Back
08/19/2011 Sir Arnold Bax : Elegiac Trio
Sir Edward Elgar : Chanson de nuit, opus 15 n° 1 – Chanson de matin, opus 15 n° 2
William Mathias : Zodiac Trio
Jonathan Lloyd : Songs from the Other Shore: 3. «Like Fallen Angels» Marcos Fregnani-Martins (flûte), Pierre-Henri Xuereb (alto), Rachel Talitman (harpe)
Date et lieu d’enregistrement non précisés – 42’17
Harp & Company CD-5050-26 (distribué par Intégral) – Notice en anglais, français (très approximatif) et japonais
Après un «Hommage à Debussy», Rachel Talitman et Pierre-Henri Xuereb se retrouvent de nouveau, cette fois avec le flûtiste Marcos Fregnani-Martins, pour un deuxième récital pour flûte, alto et harpe, celui-ci consacré à la musique de chambre britannique. Un siècle sépare les œuvres élues, la première de 1889, la dernière de 1986, mais la plupart du temps proches d’une tradition tonale, si elles prêtent une certaine cohérence au programme, elles ne sont pas un reflet exact de l’aventure plus accidentée de la musique d’outre-Manche entre les deux dates.
Ecrites à l’origine en 1889 pour violon et piano et orchestrées dès 1901, les deux miniatures d’Edward Elgar ont connu de nombreux arrangements pour diverses formations. Agréables et à la portée d’amateurs d’un bon niveau, ces pièces mineures furent bien accueillies dès leur publication en 1897 et 1899, cela en partie grâce à leurs thèmes mélodiques épanouis, si naturels et tout à fait typiques du génie particulier du compositeur. Chanson de nuit est peut-être la plus travaillée des deux mais le thème principal de Chanson de matin, plus simple et chantant à souhait, en a assuré le succès durable. La version pour flûte, alto et harpe est pour deux voix principales avec accompagnement. La flûte et l’alto, bien soutenus par la harpe, filent tour à tour le thème, la voix secondaire en harmonie ou en contrepoint dans un tissage simple mais tout à fait plaisant. Les deux partitions semblent ne poser aucun problème aux trois instrumentistes expérimentés qui s’adaptent tout aussi facilement aux traits à répétition de la pièce de Jonathan Lloyd (né en 1948).
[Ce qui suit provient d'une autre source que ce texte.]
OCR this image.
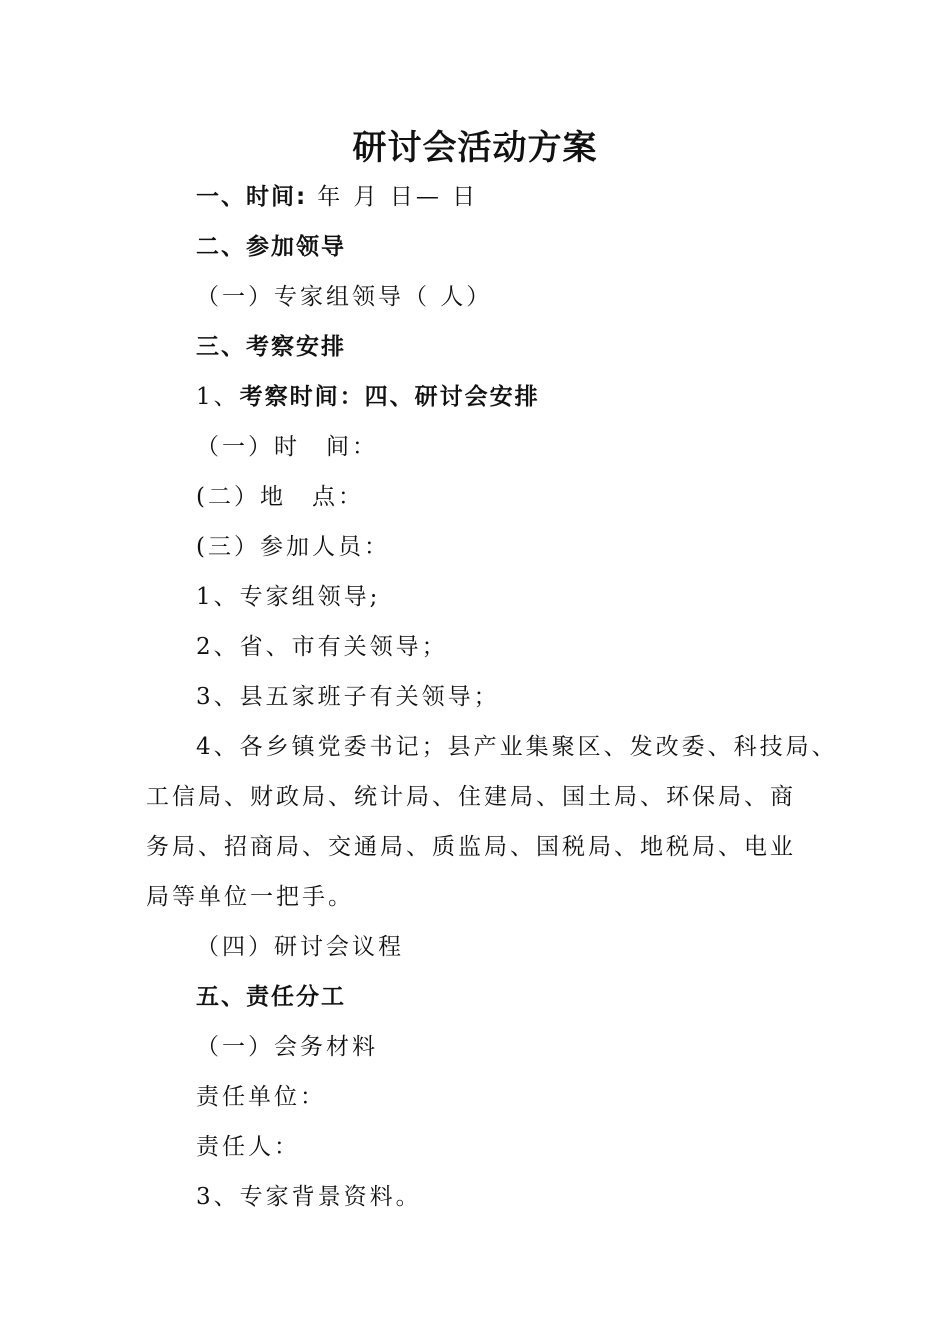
研讨会活动方案
一、时间: 年 月 日— 日
二、参加领导
（一）专家组领导（ 人）
三、考察安排
1、考察时间：四、研讨会安排
（一）时　间：
(二）地　点：
(三）参加人员：
1、专家组领导;
2、省、市有关领导；
3、县五家班子有关领导；
4、各乡镇党委书记；县产业集聚区、发改委、科技局、
工信局、财政局、统计局、住建局、国土局、环保局、商
务局、招商局、交通局、质监局、国税局、地税局、电业
局等单位一把手。
（四）研讨会议程
五、责任分工
（一）会务材料
责任单位：
责任人：
3、专家背景资料。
Ludique et par moments plus aventureux, alliage syncopé d’accents classiques et populaires, l’alto de Xavier Xuereb sonnant à l’occasion comme un fiddle de violoneux, «Like Fallen Angels» (1986) est le troisième des quatre volets de Songs from the Other Shore pour ensemble à géométrie variable.
Pendant les heures sombres de la Première Guerre mondiale, l’humeur était à l’élégie mais c’est à la suite du soulèvement de Pâques de 1916 en Irlande, au cours duquel certains de ses amis ont trouvé la mort, qu’Arnold Bax composa son Elegiac Trio. Les trois instruments de la musique traditionnelle irlandaise – la harpe celtique, la flûte traversière en bois et le fiddle – trouvent leur équivalent classique, le dernier représenté par un alto plus élégiaque. Par ses choix harmoniques, Bax y exprime son attachement à l’Irlande et, par la nature même des motifs mélodiques – partagés, ornés et soutenus dans un parfait équilibre entre les trois instruments souvent en contrepoint – il transmet sa nostalgie d’un passé révolu dans un climat de profond regret. Les trois musiciens, expressifs, privilégient la douceur du propos à l’aspect plus acéré, la précision de leurs attaques les préservant du piège d’un impressionnisme nébuleux.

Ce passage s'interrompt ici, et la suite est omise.